If there is no service contract available, you should use the model repository get method. Using this method, you benefit from the magento caching system for example for the CategoryRepository class:

public function get($categoryId, $storeId = null)
{
    $cacheKey = null !== $storeId ? $storeId : 'all';
    if (!isset($this->instances[$categoryId][$cacheKey])) {
        /** @var Category $category */
        $category = $this->categoryFactory->create();
        if (null !== $storeId) {
            $category->setStoreId($storeId);
        }
        $category->load($categoryId);
        if (!$category->getId()) {
            throw NoSuchEntityException::singleField('id', $categoryId);
        }
        $this->instances[$categoryId][$cacheKey] = $category;
    }
    return $this->instances[$categoryId][$cacheKey];
}

Deprecated load() method

Magento 2 is slowly moving away from the standard CRUD system by dropping the inheritance system and implementing it via composition using the new 2.1 EntityManager you can find details here: Magento 2.1: using the entity manager

Also I suggest you read this interesting topic about the deprecated CRUD methods: Deprecated save and load methods in Abstract Model

Why not using the resource model load

The main reason is that if you use the resource model load method, you will skip some important part of the loading system that are implemented in the model load method, see Magento\Framework\Model\AbstractModel :

public function load($modelId, $field = null)
{
    $this->_beforeLoad($modelId, $field);
    $this->_getResource()->load($this, $modelId, $field);
    $this->_afterLoad();
    $this->setOrigData();
    $this->_hasDataChanges = false;
    $this->updateStoredData();
    return $this;
}

Calling the resource model load method directly will have the following impact:

  • _beforeLoad is not called: thus the model load before events are not dispatched
  • _afterLoad is not called: thus the model load after events are not dispatched
  • the stored data are not updated which can cause various problems (for instance if you call prepareDataForUpdate from Magento\Framework\Model\ResourceModel\Db\AbstractDb )
  • Thanks Raphael, every things you say makes sense and complete my knowledge.

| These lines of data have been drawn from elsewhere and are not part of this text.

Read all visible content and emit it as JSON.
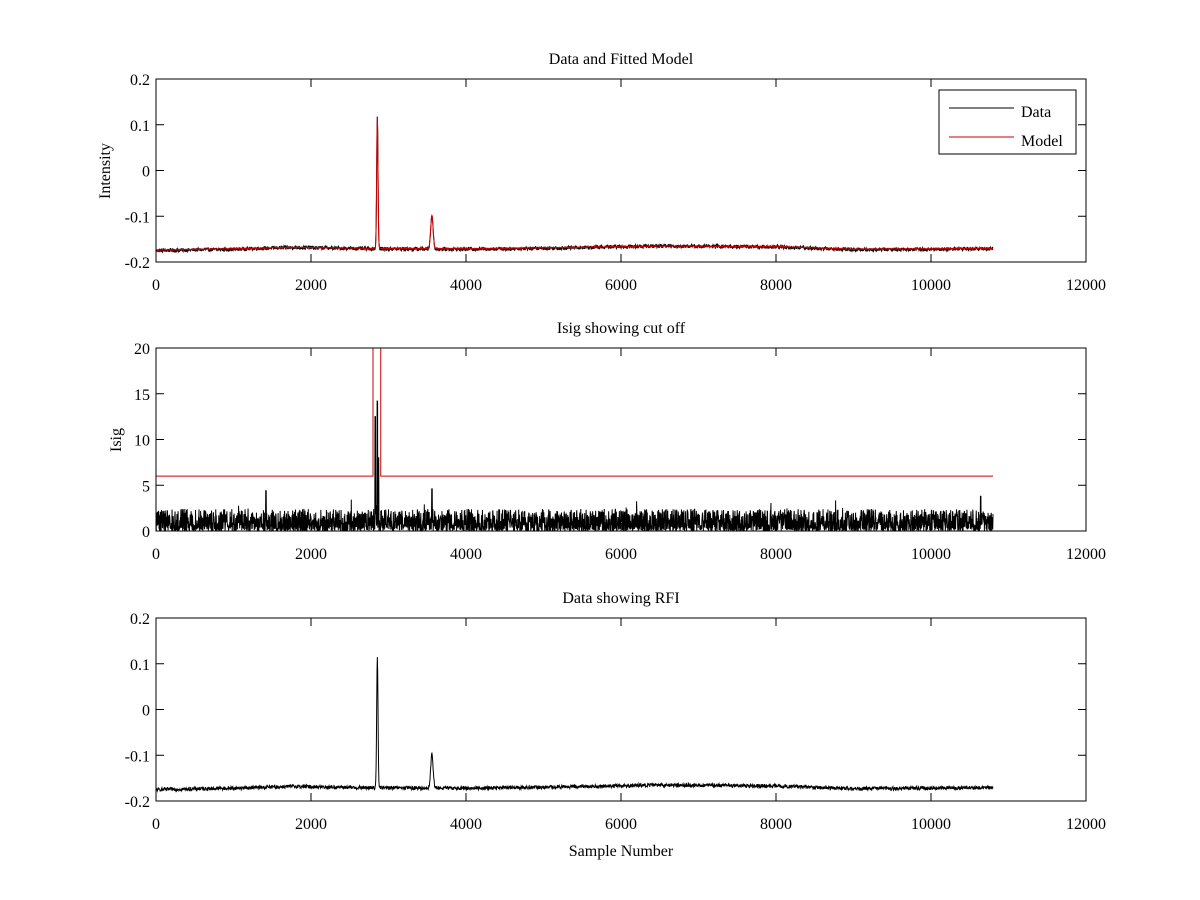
{
  "figure": {
    "background": "#ffffff"
  },
  "chart_data": [
    {
      "type": "line",
      "title": "Data and Fitted Model",
      "xlabel": "",
      "ylabel": "Intensity",
      "xlim": [
        0,
        12000
      ],
      "ylim": [
        -0.2,
        0.2
      ],
      "xticks": [
        0,
        2000,
        4000,
        6000,
        8000,
        10000,
        12000
      ],
      "yticks": [
        -0.2,
        -0.1,
        0,
        0.1,
        0.2
      ],
      "xtick_labels": [
        "0",
        "2000",
        "4000",
        "6000",
        "8000",
        "10000",
        "12000"
      ],
      "ytick_labels": [
        "-0.2",
        "-0.1",
        "0",
        "0.1",
        "0.2"
      ],
      "grid": false,
      "legend": {
        "placement": "top-right",
        "entries": [
          "Data",
          "Model"
        ]
      },
      "series": [
        {
          "name": "Data",
          "color": "#000000",
          "x_range": [
            0,
            10800
          ],
          "baseline": [
            [
              0,
              -0.175
            ],
            [
              1000,
              -0.172
            ],
            [
              1800,
              -0.168
            ],
            [
              2700,
              -0.171
            ],
            [
              4000,
              -0.172
            ],
            [
              5000,
              -0.17
            ],
            [
              6500,
              -0.165
            ],
            [
              8000,
              -0.167
            ],
            [
              9000,
              -0.173
            ],
            [
              10800,
              -0.171
            ]
          ],
          "noise": 0.004,
          "peaks": [
            {
              "x": 2856,
              "y": 0.118,
              "width": 12
            },
            {
              "x": 3560,
              "y": -0.098,
              "width": 22
            }
          ]
        },
        {
          "name": "Model",
          "color": "#cc0000",
          "x_range": [
            0,
            10800
          ],
          "baseline": [
            [
              0,
              -0.174
            ],
            [
              1000,
              -0.171
            ],
            [
              1800,
              -0.168
            ],
            [
              2700,
              -0.17
            ],
            [
              4000,
              -0.171
            ],
            [
              5000,
              -0.169
            ],
            [
              6500,
              -0.165
            ],
            [
              8000,
              -0.166
            ],
            [
              9000,
              -0.172
            ],
            [
              10800,
              -0.17
            ]
          ],
          "noise": 0.0008,
          "peaks": [
            {
              "x": 2856,
              "y": 0.118,
              "width": 12
            },
            {
              "x": 3560,
              "y": -0.098,
              "width": 22
            }
          ]
        }
      ]
    },
    {
      "type": "line",
      "title": "Isig showing cut off",
      "xlabel": "",
      "ylabel": "Isig",
      "xlim": [
        0,
        12000
      ],
      "ylim": [
        0,
        20
      ],
      "xticks": [
        0,
        2000,
        4000,
        6000,
        8000,
        10000,
        12000
      ],
      "yticks": [
        0,
        5,
        10,
        15,
        20
      ],
      "xtick_labels": [
        "0",
        "2000",
        "4000",
        "6000",
        "8000",
        "10000",
        "12000"
      ],
      "ytick_labels": [
        "0",
        "5",
        "10",
        "15",
        "20"
      ],
      "grid": false,
      "series": [
        {
          "color": "#000000",
          "x_range": [
            0,
            10800
          ],
          "noise_level": 1.0,
          "noise_spread": 2.4,
          "spikes": [
            {
              "x": 1420,
              "y": 4.4
            },
            {
              "x": 2830,
              "y": 12.5
            },
            {
              "x": 2856,
              "y": 14.2
            },
            {
              "x": 2870,
              "y": 8.0
            },
            {
              "x": 3560,
              "y": 4.6
            },
            {
              "x": 10640,
              "y": 3.8
            }
          ]
        },
        {
          "color": "#cc0000",
          "points": [
            [
              0,
              6
            ],
            [
              2800,
              6
            ],
            [
              2800,
              20
            ],
            [
              2900,
              20
            ],
            [
              2900,
              6
            ],
            [
              10800,
              6
            ]
          ]
        }
      ]
    },
    {
      "type": "line",
      "title": "Data showing RFI",
      "xlabel": "Sample Number",
      "ylabel": "",
      "xlim": [
        0,
        12000
      ],
      "ylim": [
        -0.2,
        0.2
      ],
      "xticks": [
        0,
        2000,
        4000,
        6000,
        8000,
        10000,
        12000
      ],
      "yticks": [
        -0.2,
        -0.1,
        0,
        0.1,
        0.2
      ],
      "xtick_labels": [
        "0",
        "2000",
        "4000",
        "6000",
        "8000",
        "10000",
        "12000"
      ],
      "ytick_labels": [
        "-0.2",
        "-0.1",
        "0",
        "0.1",
        "0.2"
      ],
      "grid": false,
      "series": [
        {
          "color": "#000000",
          "x_range": [
            0,
            10800
          ],
          "baseline": [
            [
              0,
              -0.175
            ],
            [
              1000,
              -0.172
            ],
            [
              1800,
              -0.168
            ],
            [
              2700,
              -0.171
            ],
            [
              4000,
              -0.172
            ],
            [
              5000,
              -0.17
            ],
            [
              6500,
              -0.165
            ],
            [
              8000,
              -0.167
            ],
            [
              9000,
              -0.173
            ],
            [
              10800,
              -0.171
            ]
          ],
          "noise": 0.004,
          "peaks": [
            {
              "x": 2856,
              "y": 0.118,
              "width": 12
            },
            {
              "x": 3560,
              "y": -0.098,
              "width": 22
            }
          ]
        }
      ]
    }
  ]
}
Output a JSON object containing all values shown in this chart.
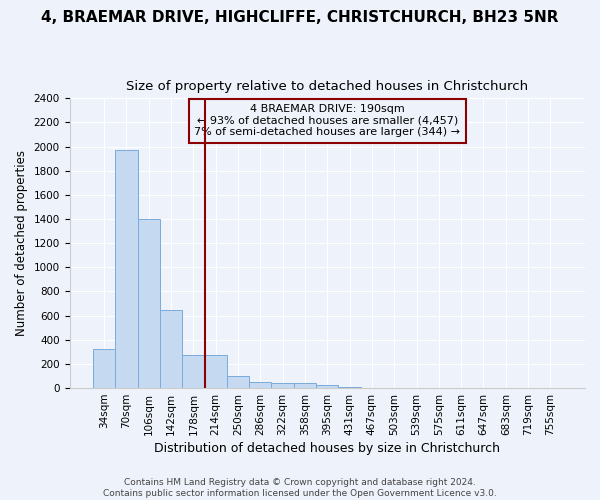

But I don't understand why KAndy comments (under his answer) that Marius can use the load() method of his custom module resource model ? It's in [magento.stackexchange.com/questions/114929/… save and load methods in Abstract Model). Any ideas ? – Nicolas PERNOT Oct 27 '16 at 6:42
  • @NicolasPERNOT basically KAndy explains that the goal is to have SL (Service Layer) for every module and that this is what must be used every time you need to load an entity. I suggest you comment by mentioning him maybe he'll be able to enlighten you as he's a Magento Inc employee I think – Raphael at Digital Pianism Oct 27 '16 at 7:01
  • Well, I finally updated my original post. Thank you Raphael for your help. – Nicolas PERNOT Nov 8 '16 at 13:21
  • I see that at least in Magento 2.2 that important is included into ResourceModel's load, so it's not OK to use ResourceModel methods directly, right? – Jānis Elmeris Nov 16 '17 at 8:49
-1

I think following statement is not valid now.

Why not using the resource model load

we can find Magento\Framework\EntityManager\Observer folder all events.